Across the street at the art center, the TFAC exhibit curator Dr. Elizabeth Taylor will have a meet and greet from 11 a.m. to 4 p.m., where she will answer questions about Camp Forrest. Taylor has written two books on Camp Forrest: “Images of America: Camp Forrest,” and “Voices of Camp Forrest in World War II.”
The “Enemy, Frenemy, Friend: WWII TN POW & Civilian Internee Perspectives” exhibit features both artwork and artifacts from Camp Forrest. The exhibit opened Saturday, Sept. 4, and will run through Oct. 2. Some of the artifacts featured include translation books, foreign currency and leaflets of surrender that were dropped on troops during World War II.

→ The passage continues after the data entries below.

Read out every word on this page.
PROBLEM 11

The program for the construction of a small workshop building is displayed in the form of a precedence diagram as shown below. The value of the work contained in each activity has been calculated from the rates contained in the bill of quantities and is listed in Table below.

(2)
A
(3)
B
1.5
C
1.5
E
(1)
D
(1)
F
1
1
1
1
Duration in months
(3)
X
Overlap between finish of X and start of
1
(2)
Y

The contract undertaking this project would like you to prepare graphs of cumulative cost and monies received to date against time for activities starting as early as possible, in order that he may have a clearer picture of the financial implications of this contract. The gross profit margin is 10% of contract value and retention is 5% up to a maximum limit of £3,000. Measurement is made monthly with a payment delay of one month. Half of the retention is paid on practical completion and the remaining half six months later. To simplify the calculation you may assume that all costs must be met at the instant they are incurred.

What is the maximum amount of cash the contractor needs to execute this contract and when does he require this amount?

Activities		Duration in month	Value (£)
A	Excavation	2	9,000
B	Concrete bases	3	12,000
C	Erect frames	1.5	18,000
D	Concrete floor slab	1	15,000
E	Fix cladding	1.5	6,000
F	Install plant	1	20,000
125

South Jackson Civic Center is located at 404 S. Jackson St. and business hours are Tuesday from 9 a.m. to 5:30 p.m., Wednesday through Friday from 10 a.m. to 5:30 p.m. and closed on Saturday through Monday. For more information visit southjackson.org or call 455-5321.
About Camp Forrest
Camp Forrest was a World War II induction, training and POW facility located on approximately 80,000 acres outside of Tullahoma. The installation was a self-sustaining city where over 70,000 soldiers were stationed and approximately 12,000 civilians were employed throughout World War II. In 1942, the camp transitioned to an enemy alien internment camp and was one of the first civilian internment camps in the United States. By the middle of 1943, it transitioned into a POW camp and housed primarily German and Italian prisoners. During peak operation, Camp Forrest housed an average of 20,480 POWs. After the war ended, the base was decommissioned and dis-mantled. By 1951, the base was recommissioned and expanded into the U.S. Air Force Arnold Engineering Development Complex.